The Immortality Key: The Secret History of the Religion with No Name is a new book from author/researcher Brian Muraresku that is gaining plenty of attention (available from Amazon US and Amazon UK). With a Foreword by Graham Hancock, and Brian’s recent appearance with Graham on Joe Rogan’s podcast (see video below), the book has shot up the charts and is bringing public attention to the idea that the ancients used entheogens to connect with the gods and the afterlife.
The two-and-a-half-hour Joe Rogan interview is fascinating, as Muraresku describes his personal journey – as a trained Classicist who has since moved into the legal profession – spending 12 years hunting down evidence for his theory from various international archaeological sites and museums. Along the way there is discussion of the 1970s research into this topic done by Albert Hofmann, Gordon Wasson and Carl Ruck (The Road to Eleusis), as well as the controversial theories of John Marco Allegro (The Sacred Mushroom and the Cross), along with plenty of other tangential subjects:
https://youtu.be/gHvBI6-XXr0
Note too that Muraresku is the Author of the Month for October at Graham Hancock’s website, where you can read “Graveyard Beer“, a featured essay digging into one of the topics in the book.
Here’s the publisher’s blurb for The Immortality Key:
A groundbreaking dive into the role psychedelics have played in the origins of Western civilization, and the real-life quest for the Holy Grail that could shake the Church to its foundations.
The most influential religious historian of the 20th century, Huston Smith, once referred to it as the “best-kept secret” in history. Did the Ancient Greeks use drugs to find God? And did the earliest Christians inherit the same, secret tradition? A profound knowledge of visionary plants, herbs and fungi passed from one generation to the next, ever since the Stone Age?
There is zero archaeological evidence for the original Eucharist – the sacred wine said to guarantee life after death for those who drink the blood of Jesus. The Holy Grail and its miraculous contents have never been found. In the absence of any hard data, whatever happened at the Last Supper remains an article of faith for today’s 2.5 billion Christians. In an unprecedented search for real answers, The Immortality Key examines the archaic roots of the ritual that is performed every Sunday for nearly one third of the planet. Religion and science converge to paint a radical picture of Christianity’s founding event. And after centuries of debate, to solve history’s greatest puzzle once and for all.

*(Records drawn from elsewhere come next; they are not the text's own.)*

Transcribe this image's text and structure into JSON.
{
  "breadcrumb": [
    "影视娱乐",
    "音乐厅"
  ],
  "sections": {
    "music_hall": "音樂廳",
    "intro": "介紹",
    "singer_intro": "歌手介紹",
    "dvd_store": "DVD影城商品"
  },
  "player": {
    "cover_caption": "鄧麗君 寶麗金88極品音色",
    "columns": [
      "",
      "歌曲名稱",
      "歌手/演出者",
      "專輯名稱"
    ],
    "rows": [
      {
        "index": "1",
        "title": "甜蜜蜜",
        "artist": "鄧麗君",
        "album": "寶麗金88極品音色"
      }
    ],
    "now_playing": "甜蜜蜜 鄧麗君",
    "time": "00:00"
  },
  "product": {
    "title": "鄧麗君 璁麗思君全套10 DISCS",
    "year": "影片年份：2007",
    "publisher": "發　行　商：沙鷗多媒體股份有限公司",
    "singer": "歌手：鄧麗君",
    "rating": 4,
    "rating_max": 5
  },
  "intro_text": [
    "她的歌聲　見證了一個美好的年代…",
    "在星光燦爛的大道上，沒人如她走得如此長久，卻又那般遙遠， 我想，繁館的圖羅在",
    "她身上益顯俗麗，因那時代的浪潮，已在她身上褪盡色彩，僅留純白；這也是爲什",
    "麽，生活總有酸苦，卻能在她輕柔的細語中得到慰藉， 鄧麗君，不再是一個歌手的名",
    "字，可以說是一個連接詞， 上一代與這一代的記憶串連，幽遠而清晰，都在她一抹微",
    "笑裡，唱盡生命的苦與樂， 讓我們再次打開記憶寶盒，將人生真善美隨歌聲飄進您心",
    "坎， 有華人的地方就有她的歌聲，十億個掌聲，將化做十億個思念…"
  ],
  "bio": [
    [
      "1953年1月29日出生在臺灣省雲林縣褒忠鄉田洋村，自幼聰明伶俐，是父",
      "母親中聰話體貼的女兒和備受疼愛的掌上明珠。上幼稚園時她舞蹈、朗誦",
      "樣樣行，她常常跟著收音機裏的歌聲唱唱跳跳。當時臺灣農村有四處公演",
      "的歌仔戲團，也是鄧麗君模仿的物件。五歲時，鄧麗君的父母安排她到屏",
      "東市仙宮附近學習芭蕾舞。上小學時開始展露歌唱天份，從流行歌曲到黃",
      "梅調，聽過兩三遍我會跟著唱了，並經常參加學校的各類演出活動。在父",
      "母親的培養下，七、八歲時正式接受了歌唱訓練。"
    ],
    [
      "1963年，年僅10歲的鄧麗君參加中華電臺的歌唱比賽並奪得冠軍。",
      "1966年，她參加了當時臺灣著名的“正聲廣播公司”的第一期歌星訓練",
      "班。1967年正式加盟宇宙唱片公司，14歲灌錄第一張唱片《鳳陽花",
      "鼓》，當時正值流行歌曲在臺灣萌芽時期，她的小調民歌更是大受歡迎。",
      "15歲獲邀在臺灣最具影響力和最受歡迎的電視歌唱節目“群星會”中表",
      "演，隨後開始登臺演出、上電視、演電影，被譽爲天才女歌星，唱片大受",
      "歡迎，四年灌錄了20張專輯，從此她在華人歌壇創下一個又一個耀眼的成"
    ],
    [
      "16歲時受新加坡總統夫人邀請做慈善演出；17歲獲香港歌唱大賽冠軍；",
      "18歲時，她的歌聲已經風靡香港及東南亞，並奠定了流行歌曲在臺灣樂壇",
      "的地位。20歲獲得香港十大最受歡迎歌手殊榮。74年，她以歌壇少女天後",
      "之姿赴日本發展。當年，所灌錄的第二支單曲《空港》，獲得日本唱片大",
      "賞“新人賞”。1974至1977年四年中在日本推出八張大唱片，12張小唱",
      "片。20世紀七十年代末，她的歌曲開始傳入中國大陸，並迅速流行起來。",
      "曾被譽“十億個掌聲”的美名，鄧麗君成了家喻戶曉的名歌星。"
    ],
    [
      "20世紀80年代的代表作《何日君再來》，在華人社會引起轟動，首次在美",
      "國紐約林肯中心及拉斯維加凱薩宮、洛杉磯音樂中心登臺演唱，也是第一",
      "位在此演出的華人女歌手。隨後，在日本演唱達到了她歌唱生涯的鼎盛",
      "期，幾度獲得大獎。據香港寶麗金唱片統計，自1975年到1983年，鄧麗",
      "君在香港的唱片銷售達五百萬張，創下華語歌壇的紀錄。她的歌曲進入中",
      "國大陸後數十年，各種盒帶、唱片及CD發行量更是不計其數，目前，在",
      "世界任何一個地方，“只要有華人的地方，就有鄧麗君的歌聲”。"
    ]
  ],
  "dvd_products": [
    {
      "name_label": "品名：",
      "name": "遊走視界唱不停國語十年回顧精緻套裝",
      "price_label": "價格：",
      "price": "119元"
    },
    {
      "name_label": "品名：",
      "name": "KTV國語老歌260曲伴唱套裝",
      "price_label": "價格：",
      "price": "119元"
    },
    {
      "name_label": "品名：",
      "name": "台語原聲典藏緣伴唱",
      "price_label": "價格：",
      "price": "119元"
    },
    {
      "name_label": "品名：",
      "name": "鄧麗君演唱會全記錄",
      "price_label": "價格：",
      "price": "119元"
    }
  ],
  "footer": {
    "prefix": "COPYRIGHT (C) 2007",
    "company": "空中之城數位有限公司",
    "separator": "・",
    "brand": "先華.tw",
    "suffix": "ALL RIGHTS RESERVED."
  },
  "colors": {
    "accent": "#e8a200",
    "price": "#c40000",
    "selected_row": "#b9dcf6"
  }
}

Before the birth of Jesus, the Ancient Greeks found salvation in their own sacraments. Sacred beverages were routinely consumed as part of the so-called Ancient Mysteries – elaborate rites that led initiates to the brink of death. The best and brightest from Athens and Rome flocked to the spiritual capital of Eleusis, where a holy beer unleashed heavenly visions for two thousand years. Others drank the holy wine of Dionysus to become one with the god. In the 1970s, renegade scholars claimed this beer and wine – the original sacraments of Western civilization – were spiked with mind-altering drugs. In recent years, vindication for the disgraced theory has been quietly mounting in the laboratory. The constantly advancing fields of archaeobotany and archaeochemistry have hinted at the enduring use of hallucinogenic drinks in antiquity. And with a single dose of psilocybin, the psychopharmacologists at Johns Hopkins and NYU are now turning self-proclaimed atheists into instant believers. But the smoking gun remains elusive.
If these sacraments survived for thousands of years in our remote prehistory, from the Stone Age to the Ancient Greeks, did they also survive into the age of Jesus? Was the Eucharist of the earliest Christians, in fact, a psychedelic Eucharist?
With an unquenchable thirst for evidence, Muraresku takes the reader on his twelve-year global hunt for proof. He tours the ruins of Greece with its government archaeologists. He gains access to the hidden collections of the Louvre Museum to show the continuity from pagan to Christian wine. He unravels the Ancient Greek of the New Testament with the world’s most controversial priest. He spelunks into the catacombs under the streets of Rome to decipher the lost symbols of Christianity’s oldest monuments. He breaches the secret archives of the Vatican to unearth manuscripts never before translated into English. And with leads from the archaeological chemists at the University of Pennsylvania and the Massachusetts Institute of Technology, he unveils the first scientific data for the ritual use of psychedelic drugs in classical antiquity.
The Immortality Key reconstructs the suppressed history of women consecrating a forbidden, drugged Eucharist that was later banned by the Church Fathers. Women who were then targeted as witches during the Inquisition, when Europe’s sacred pharmacology largely disappeared. If the scientists of today have resurrected this technology, then Christianity is in crisis. Unless it returns to its roots.